Warhawk came at the right time for me: I was working as a multiplayer games tester where, for a time, the day-shift/night-shift divide was also a division between Xbox 360 and PS3 owners. We were looking for something we could play for fun out of work, and Warhawk was released. Good thing too because without a good core of people to play with, it was kind of short on long-term appeal (for most people). Not least because there was no single player.

Five years and an appreciable amount of DLC later and we’ve finally got a sequel: Starhawk. Just the name felt like an affirmation of Warhawk fans’ wet dreams. It seems like “Starhawk” has been a term bandied about for all of Warhawk’s existence. Regardless of whether it was LightBox or the community that came with the name, LightBox have certainly come up with the goods. The sequel has a meaty single-player campaign, in which you play as Emmett Graves, set in the far-flung future where humanity is consumed by its search for Riff Energy. Unfortunately, this resource causes mutation after prolonged exposure, which makes our two main factions in the game the Rift Energy Miners, Rifters, and the mutants, Outcasts.

At the time of writing, playing a new copy starts with two updates, an install, entering an online pass code and another update. This painfully slow beginning means you’ll probably not be starting the game in a good mood. It all works out okay though, because the single player campaign for the game is a nicely paced cross between a traditional single player story and a tutorial for multiplayer.
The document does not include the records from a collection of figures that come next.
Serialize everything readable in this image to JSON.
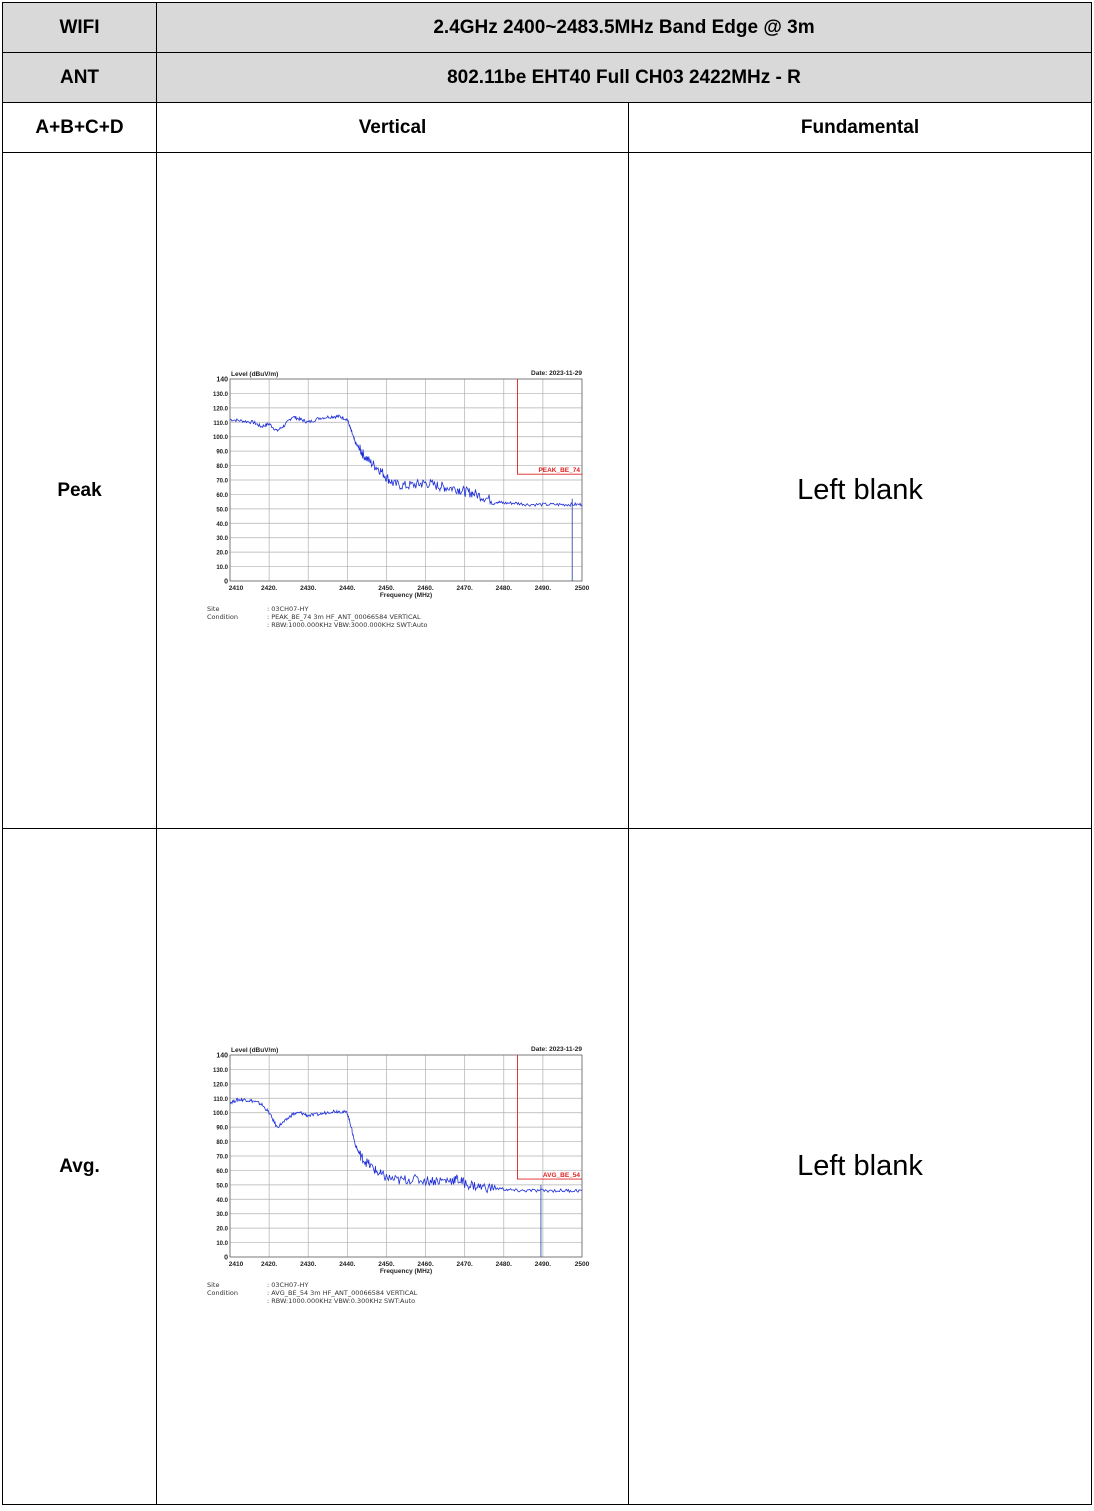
{
  "table": {
    "row1": {
      "label": "WIFI",
      "value": "2.4GHz 2400~2483.5MHz Band Edge @ 3m"
    },
    "row2": {
      "label": "ANT",
      "value": "802.11be EHT40 Full CH03 2422MHz - R"
    },
    "row3": {
      "label": "A+B+C+D",
      "col2": "Vertical",
      "col3": "Fundamental"
    },
    "peak": {
      "label": "Peak",
      "right": "Left blank"
    },
    "avg": {
      "label": "Avg.",
      "right": "Left blank"
    }
  },
  "chart_data": [
    {
      "type": "line",
      "ylabel": "Level (dBuV/m)",
      "xlabel": "Frequency (MHz)",
      "date": "Date: 2023-11-29",
      "xlim": [
        2410,
        2500
      ],
      "ylim": [
        0,
        140
      ],
      "x_ticks": [
        "2410",
        "2420.",
        "2430.",
        "2440.",
        "2450.",
        "2460.",
        "2470.",
        "2480.",
        "2490.",
        "2500"
      ],
      "y_ticks": [
        "0",
        "10.0",
        "20.0",
        "30.0",
        "40.0",
        "50.0",
        "60.0",
        "70.0",
        "80.0",
        "90.0",
        "100.0",
        "110.0",
        "120.0",
        "130.0",
        "140"
      ],
      "limit": {
        "label": "PEAK_BE_74",
        "value": 74,
        "start": 2483.5
      },
      "marker_x": 2497.5,
      "series": [
        {
          "x": [
            2410,
            2413,
            2416,
            2418,
            2420,
            2422,
            2424,
            2426,
            2428,
            2430,
            2433,
            2436,
            2438,
            2440,
            2441,
            2442,
            2443,
            2444,
            2446,
            2448,
            2450,
            2452,
            2455,
            2458,
            2460,
            2463,
            2465,
            2468,
            2470,
            2472,
            2475,
            2478,
            2480,
            2483,
            2486,
            2490,
            2494,
            2497,
            2500
          ],
          "y": [
            112,
            111,
            110,
            107,
            109,
            104,
            108,
            114,
            112,
            110,
            113,
            114,
            114,
            112,
            104,
            96,
            92,
            88,
            82,
            78,
            72,
            67,
            66,
            67,
            68,
            66,
            65,
            64,
            62,
            61,
            58,
            55,
            54,
            54,
            53,
            53,
            53,
            53,
            53
          ]
        }
      ],
      "site": {
        "label": "Site",
        "value": ": 03CH07-HY"
      },
      "condition": {
        "label": "Condition",
        "line1": ": PEAK_BE_74 3m HF_ANT_00066584 VERTICAL",
        "line2": ": RBW:1000.000KHz VBW:3000.000KHz SWT:Auto"
      }
    },
    {
      "type": "line",
      "ylabel": "Level (dBuV/m)",
      "xlabel": "Frequency (MHz)",
      "date": "Date: 2023-11-29",
      "xlim": [
        2410,
        2500
      ],
      "ylim": [
        0,
        140
      ],
      "x_ticks": [
        "2410",
        "2420.",
        "2430.",
        "2440.",
        "2450.",
        "2460.",
        "2470.",
        "2480.",
        "2490.",
        "2500"
      ],
      "y_ticks": [
        "0",
        "10.0",
        "20.0",
        "30.0",
        "40.0",
        "50.0",
        "60.0",
        "70.0",
        "80.0",
        "90.0",
        "100.0",
        "110.0",
        "120.0",
        "130.0",
        "140"
      ],
      "limit": {
        "label": "AVG_BE_54",
        "value": 54,
        "start": 2483.5
      },
      "marker_x": 2489.5,
      "series": [
        {
          "x": [
            2410,
            2412,
            2414,
            2416,
            2418,
            2420,
            2422,
            2424,
            2426,
            2428,
            2430,
            2433,
            2436,
            2438,
            2440,
            2441,
            2442,
            2443,
            2444,
            2446,
            2448,
            2450,
            2453,
            2456,
            2460,
            2463,
            2466,
            2468,
            2470,
            2473,
            2476,
            2480,
            2483,
            2486,
            2490,
            2494,
            2497,
            2500
          ],
          "y": [
            107,
            109,
            109,
            108,
            106,
            100,
            90,
            94,
            99,
            100,
            98,
            99,
            101,
            101,
            100,
            90,
            78,
            72,
            68,
            63,
            58,
            55,
            53,
            54,
            53,
            53,
            53,
            54,
            51,
            49,
            48,
            47,
            46,
            46,
            46,
            46,
            46,
            46
          ]
        }
      ],
      "site": {
        "label": "Site",
        "value": ": 03CH07-HY"
      },
      "condition": {
        "label": "Condition",
        "line1": ": AVG_BE_54 3m HF_ANT_00066584 VERTICAL",
        "line2": ": RBW:1000.000KHz VBW:0.300KHz SWT:Auto"
      }
    }
  ]
}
My main criticism is that the game is guilty of one of the cardinal sins of gaming; checkpoints that aren’t save-points. While that’s not such a huge issue once you realise this, it’s always annoying when a game doesn’t let you stop playing when you want without losing progress. On the topic of issues, I also noticed that the audio stuttered during cut-scenes, falling out of sync with the visuals. That’s because cut-scenes are played to mask load-times, so it’s forgivable… Partly.
As for how it plays, I’m likely not the first one to say this, but the name isn’t only thing that’s half StarCraft and half Warhawk. During gameplay, you’ll be harvesting resources that are in turn used to build things. The immediacy of having buildings quickly drop and build in front of you never gets old; you simply select what you want to build by holding Triangle for a radial menu and then you choose where you want it to thump down. It’s so intuitive that you’ll be building during intense fighting without batting an eye.
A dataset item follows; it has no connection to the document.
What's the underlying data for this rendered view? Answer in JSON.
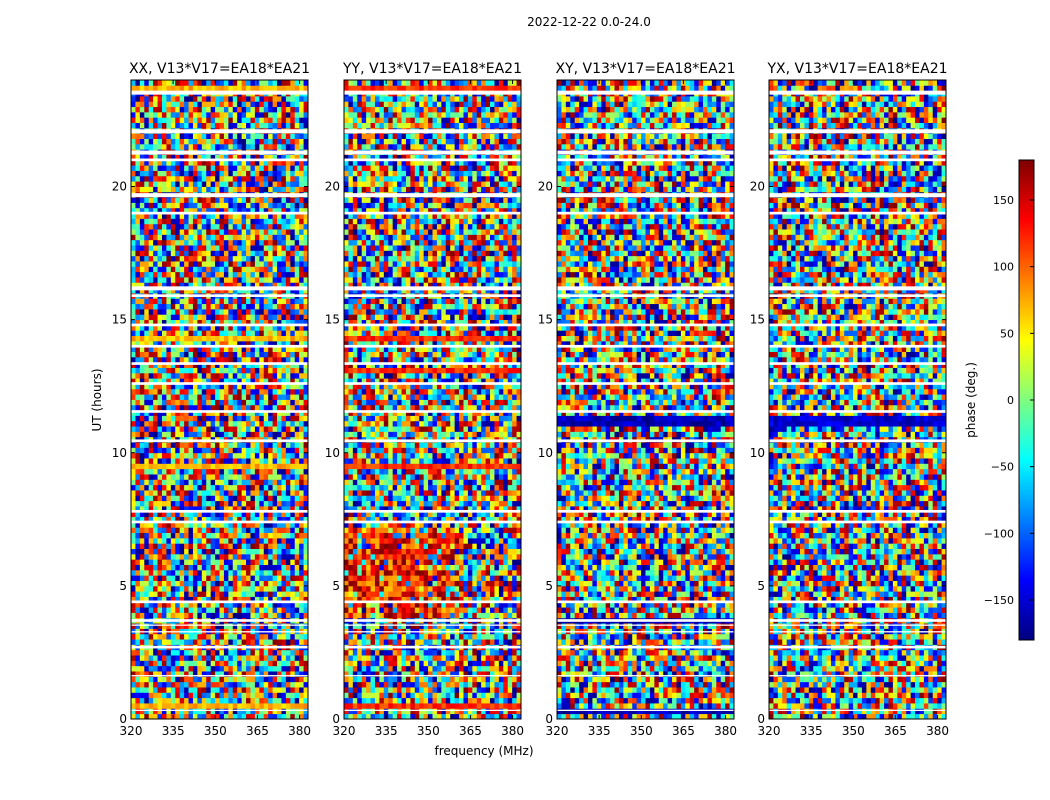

In the multiplayer modes, like Capture The Flag and the even more territorial Zones, you’ll get bonus resources for achieving objectives, making it a hard game to play defensively. Which is good, because how boring is it when you’re playing multiplayer and too many stay at their own base?
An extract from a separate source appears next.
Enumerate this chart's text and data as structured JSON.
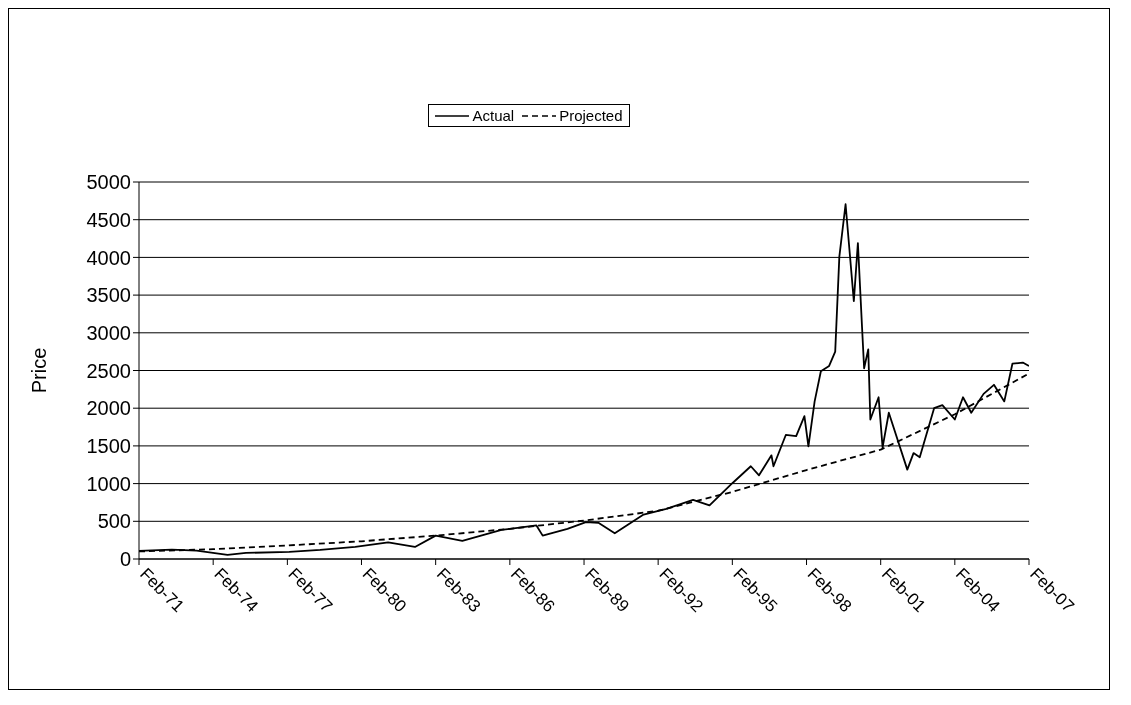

The controls are mostly identical to those in Warhawk, except for one or two little improvements. The greatest triumph in both games is how the controls feel good regardless of whether you’re on foot, flying or driving. The changes are simple things that make a big difference, like not having to press a button to get on a ladder or having L1 be an aim button for most weapons, as it is in most other shooters these days.

If the game has any missed opportunities, it’s the shortness of the single player portion of the game. That makes this a rental for playing alone and only worth buying if you can see yourself getting heavily into the multiplayer.